Hygiene is important.  Please take a shower, put on deodorant, go lightly with cologne and perfume.

Expect you’ll see things that have you thinking What the actual fuck???? Do not interrupt what you see.  If you have a concern find a member of staff.

Remember everything that happens in a dungeon has been negotiated.  It’s also ok for you to freak out at what you see.  Move out of the playspace and give yourself a little time to acclimate.

Consent isn’t a transitive property.  Just because someone is doing something to someone else, doesn’t mean you get to do that thing.  Ask permission before you touch anyone or anything.

No is a full sentence and accept no politely and graciously.

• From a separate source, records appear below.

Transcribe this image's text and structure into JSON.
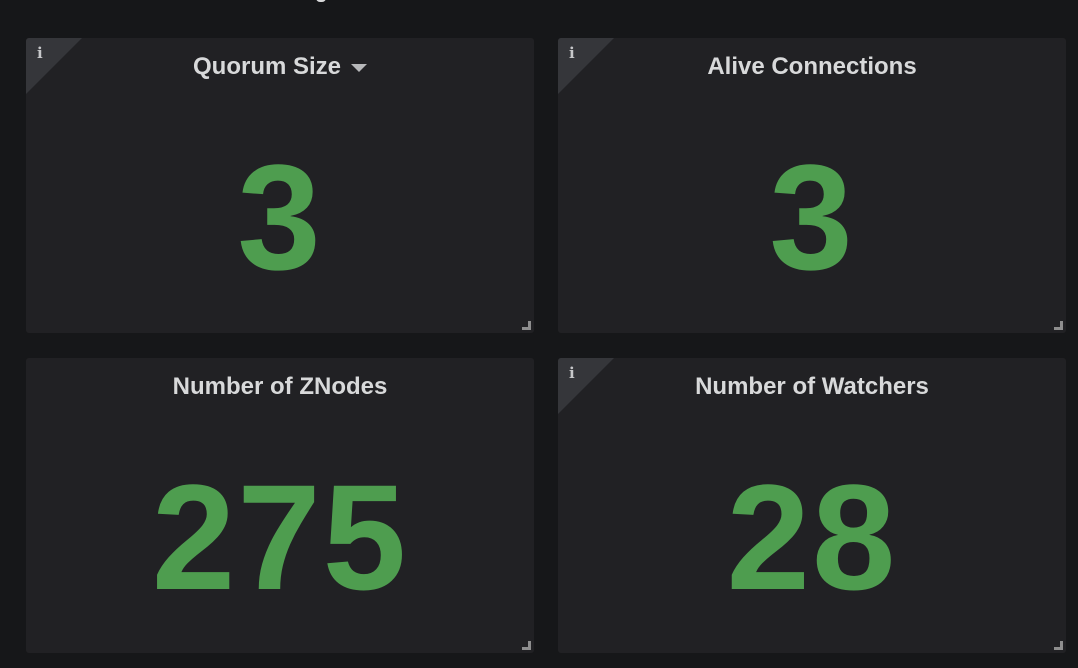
{
  "theme": {
    "background": "#161719",
    "panel_background": "#212124",
    "title_color": "#d8d9da",
    "value_color": "#4e9d4f",
    "corner_color": "#35363a"
  },
  "panels": [
    {
      "title": "Quorum Size",
      "value": "3",
      "has_info_icon": true,
      "info_icon": "info-icon",
      "has_menu_caret": true
    },
    {
      "title": "Alive Connections",
      "value": "3",
      "has_info_icon": true,
      "info_icon": "info-icon",
      "has_menu_caret": false
    },
    {
      "title": "Number of ZNodes",
      "value": "275",
      "has_info_icon": false,
      "has_menu_caret": false
    },
    {
      "title": "Number of Watchers",
      "value": "28",
      "has_info_icon": true,
      "info_icon": "info-icon",
      "has_menu_caret": false
    }
  ],
  "icons": {
    "info_glyph": "i"
  }
}
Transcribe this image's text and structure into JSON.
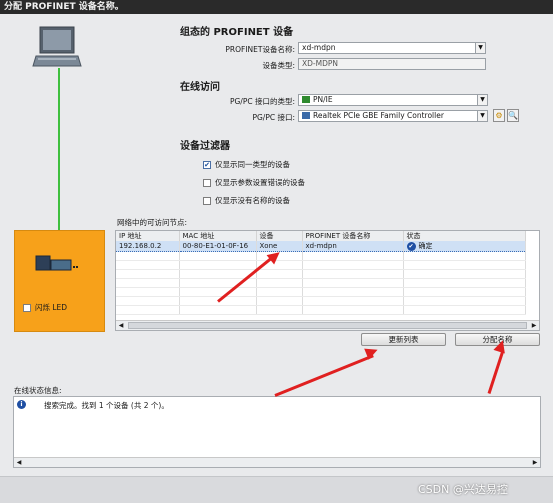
{
  "title": "分配 PROFINET 设备名称。",
  "config": {
    "heading": "组态的 PROFINET 设备",
    "name_label": "PROFINET设备名称:",
    "name_value": "xd-mdpn",
    "type_label": "设备类型:",
    "type_value": "XD-MDPN"
  },
  "online": {
    "heading": "在线访问",
    "iface_type_label": "PG/PC 接口的类型:",
    "iface_type_value": "PN/IE",
    "iface_label": "PG/PC 接口:",
    "iface_value": "Realtek PCIe GBE Family Controller"
  },
  "filter": {
    "heading": "设备过滤器",
    "options": [
      {
        "label": "仅显示同一类型的设备",
        "checked": true
      },
      {
        "label": "仅显示参数设置错误的设备",
        "checked": false
      },
      {
        "label": "仅显示没有名称的设备",
        "checked": false
      }
    ]
  },
  "nodes": {
    "heading": "网络中的可访问节点:",
    "columns": [
      "IP 地址",
      "MAC 地址",
      "设备",
      "PROFINET 设备名称",
      "状态"
    ],
    "rows": [
      {
        "ip": "192.168.0.2",
        "mac": "00-80-E1-01-0F-16",
        "device": "Xone",
        "name": "xd-mdpn",
        "status": "确定"
      }
    ]
  },
  "flash_led_label": "闪烁 LED",
  "buttons": {
    "refresh": "更新列表",
    "assign": "分配名称"
  },
  "status_info": {
    "heading": "在线状态信息:",
    "message": "搜索完成。找到 1 个设备 (共 2 个)。"
  },
  "watermark": "CSDN @兴达易控",
  "colors": {
    "orange_panel": "#f7a11a",
    "network_line": "#3fc03f",
    "selection": "#cfe0f5",
    "arrows": "#e02020"
  }
}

No one knows your dynamic and holding the general population to your rituals and protocols with out telling us what they are is not cool.  So, if you have some ritual or protocol happening where your partner is not allowed to engage with others and they are way from you, please give them an “out” so they can say something to the effect of “I’m unable to do xxxx, please see <insert your name here> for additional information” it will set everyone up for a good time.

It isn’t a great idea to come into the scene and demand folks call you Master/Mistress Whichintother. While a modicum of respect should be given to everyone (regardless of how they identify) forcing people to use that honorific is bad form.  Chances are we don’t know you from the biblical Adam so how do we know you’ve earned the honorific of Master/Mistress?

Talking while in the dungeon.  Yes, talking is ok, please keep the conversation about what you are watching and that the participants in the scene can’t hear you.

Watch where you are.  Some play spaces are small, some are large, regardless each play station is its only little island, be close enough you can see what’s going on if you’re interested but far enough away that you aren’t encroaching on the scene.  If you could get hit by a flogger you are way to close.

Understand what is and isn’t allowed in the play space.  Most dungeons have their list of rules posted, or a copy for you on request.  In this case begging forgiveness isn’t better than asking permission.

Clean up after yourself.  Your mom (probably) doesn’t play here, and house elves are fictional characters.

Treat the dungeon like Las Vegas, what happens there stays there.